To exacerbate matters, wine is seen as an investment by some, with buyers treating fine wines like stocks and shares. This inflates the price of the most sought-after wines, benefiting the traders but making them unaffordable to many actual wine lovers. If you are interested, prices last year hit a five-year low according to global wine exchange Live-Ex.

Restaurants are another matter. I am well aware of the difficulties facing food outlets, not just in Ireland. But some seem to have been persuaded to price their food menus almost at cost and to increase their margins on wine, discouraging wine lovers to trade up. One producer I spoke to told me of finding his wine, bought for €4.70 ex-winery, selling for £68 (almost €80) in a fashionable London restaurant.

At retail level, most wines that sell for €10 or less are well-made drinkable wines with no faults. Typically, they are machine-harvested from vines grown to produce high yields and made in highly automated processes often relying on grape concentrates and other additives to mask any lack of flavour. I have no problem with these. They make wine affordable to many despite our high excise duties.

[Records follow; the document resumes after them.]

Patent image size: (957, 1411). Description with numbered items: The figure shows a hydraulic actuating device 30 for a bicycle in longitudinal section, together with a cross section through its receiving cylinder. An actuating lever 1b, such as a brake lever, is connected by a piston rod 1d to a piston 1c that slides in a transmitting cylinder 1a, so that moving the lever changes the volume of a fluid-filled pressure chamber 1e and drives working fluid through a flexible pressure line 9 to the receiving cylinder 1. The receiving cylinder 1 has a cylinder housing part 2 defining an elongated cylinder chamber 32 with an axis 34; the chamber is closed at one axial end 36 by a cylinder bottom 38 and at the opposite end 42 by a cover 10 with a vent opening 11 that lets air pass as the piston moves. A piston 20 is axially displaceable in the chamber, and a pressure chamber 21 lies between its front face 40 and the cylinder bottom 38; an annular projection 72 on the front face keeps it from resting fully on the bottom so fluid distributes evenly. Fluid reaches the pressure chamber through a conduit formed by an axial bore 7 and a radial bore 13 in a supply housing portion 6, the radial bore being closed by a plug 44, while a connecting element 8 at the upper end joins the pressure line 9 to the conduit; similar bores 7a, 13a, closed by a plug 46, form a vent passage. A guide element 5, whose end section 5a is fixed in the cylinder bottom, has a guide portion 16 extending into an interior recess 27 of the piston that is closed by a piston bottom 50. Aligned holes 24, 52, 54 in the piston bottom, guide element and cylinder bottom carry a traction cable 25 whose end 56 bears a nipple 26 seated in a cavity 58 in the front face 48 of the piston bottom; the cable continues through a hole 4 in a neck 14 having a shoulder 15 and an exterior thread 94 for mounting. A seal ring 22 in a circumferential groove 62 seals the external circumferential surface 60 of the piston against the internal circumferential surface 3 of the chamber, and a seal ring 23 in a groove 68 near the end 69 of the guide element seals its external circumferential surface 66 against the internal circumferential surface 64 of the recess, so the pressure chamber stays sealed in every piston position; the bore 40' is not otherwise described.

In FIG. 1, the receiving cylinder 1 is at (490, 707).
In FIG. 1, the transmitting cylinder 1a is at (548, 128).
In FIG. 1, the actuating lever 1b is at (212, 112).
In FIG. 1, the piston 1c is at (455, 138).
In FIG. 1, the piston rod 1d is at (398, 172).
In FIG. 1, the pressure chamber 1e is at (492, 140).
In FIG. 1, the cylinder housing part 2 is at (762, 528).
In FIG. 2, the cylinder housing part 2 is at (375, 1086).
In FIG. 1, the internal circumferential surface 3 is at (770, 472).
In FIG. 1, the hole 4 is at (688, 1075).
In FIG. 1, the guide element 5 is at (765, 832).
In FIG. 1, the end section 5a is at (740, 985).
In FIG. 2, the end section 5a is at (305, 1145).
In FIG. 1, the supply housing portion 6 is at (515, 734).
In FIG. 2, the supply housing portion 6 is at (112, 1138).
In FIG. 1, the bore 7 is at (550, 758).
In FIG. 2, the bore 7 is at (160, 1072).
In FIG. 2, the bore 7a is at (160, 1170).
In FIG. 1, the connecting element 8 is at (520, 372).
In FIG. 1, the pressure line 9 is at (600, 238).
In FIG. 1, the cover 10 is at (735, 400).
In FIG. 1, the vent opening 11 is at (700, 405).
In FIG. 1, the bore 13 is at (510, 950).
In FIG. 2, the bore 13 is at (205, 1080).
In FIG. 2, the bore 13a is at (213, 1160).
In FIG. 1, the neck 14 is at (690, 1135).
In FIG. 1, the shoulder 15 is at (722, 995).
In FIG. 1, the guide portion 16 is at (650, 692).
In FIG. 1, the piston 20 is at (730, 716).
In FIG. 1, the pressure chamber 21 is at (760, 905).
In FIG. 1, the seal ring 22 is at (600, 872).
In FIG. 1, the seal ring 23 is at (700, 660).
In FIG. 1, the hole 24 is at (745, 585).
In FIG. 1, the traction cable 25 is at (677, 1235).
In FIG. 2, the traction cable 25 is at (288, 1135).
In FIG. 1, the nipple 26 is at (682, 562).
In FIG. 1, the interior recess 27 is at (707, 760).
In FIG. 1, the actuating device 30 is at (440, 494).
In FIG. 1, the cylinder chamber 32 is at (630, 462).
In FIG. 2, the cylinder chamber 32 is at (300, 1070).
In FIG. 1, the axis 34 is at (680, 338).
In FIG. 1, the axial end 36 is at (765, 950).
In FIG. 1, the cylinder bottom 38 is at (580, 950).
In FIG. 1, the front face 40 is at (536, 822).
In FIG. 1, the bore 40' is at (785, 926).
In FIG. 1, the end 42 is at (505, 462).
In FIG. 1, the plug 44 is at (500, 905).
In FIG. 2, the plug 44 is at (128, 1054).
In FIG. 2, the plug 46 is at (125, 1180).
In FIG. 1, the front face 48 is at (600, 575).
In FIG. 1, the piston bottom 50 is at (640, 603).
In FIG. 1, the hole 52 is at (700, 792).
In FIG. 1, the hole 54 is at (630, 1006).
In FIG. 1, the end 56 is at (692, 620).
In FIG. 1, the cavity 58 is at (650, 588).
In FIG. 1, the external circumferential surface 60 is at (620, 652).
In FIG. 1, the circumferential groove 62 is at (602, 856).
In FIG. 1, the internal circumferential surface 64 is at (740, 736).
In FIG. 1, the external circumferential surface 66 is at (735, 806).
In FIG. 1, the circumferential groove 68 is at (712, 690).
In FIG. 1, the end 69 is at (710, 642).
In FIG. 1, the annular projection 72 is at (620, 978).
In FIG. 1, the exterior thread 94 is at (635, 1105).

At one time, the sweet spot, where quality rises faster than price, was €12-€15. I featured some of these in my wines of the year before Christmas, but prices have increased over the last five years so that wines that were once around €15 have risen to €20 or more. Most of the wine I buy for myself is in the €15-€30 price bracket. I have my weaknesses so occasionally I will pay a little more, but areas such as Languedoc, Portugal, parts of Spain, Chile, Italy, New Zealand and many more have plenty of great wines in this price bracket.

In my weekly column in The Irish Times Saturday Magazine, I try to feature one widely available wine that sells for €10-12 or less. I also include two inexpensive wines in my online Weekend Wines online feature on Fridays. I feature more expensive wines too. Retailers tell me that a favourable review of wines at €30-€50 quite often leads to sales, so somebody must be interested.

For the record, the most I have ever spent on a wine was €120 (of my own money) for a generous glass and a half, and I have no regrets. Sitting in a restaurant in Burgundy with four colleagues we noticed that every Friday for the month of November, they offered a selection of wines at their cost price. It was a Thursday so we returned the following day and ordered a bottle of Richebourg 2008, produced by the world famous Domaine de la Romanée-Conti. It cost €600 a bottle. The wine was magnificent, one of the greatest I have tasted. The current retail price on wine-searcher.com is €4,731 a bottle, so it was a once in a lifetime opportunity and something of a bargain. It was also a worthwhile experience for those of us who claim to be sufficiently expert in wine to make recommendations to others.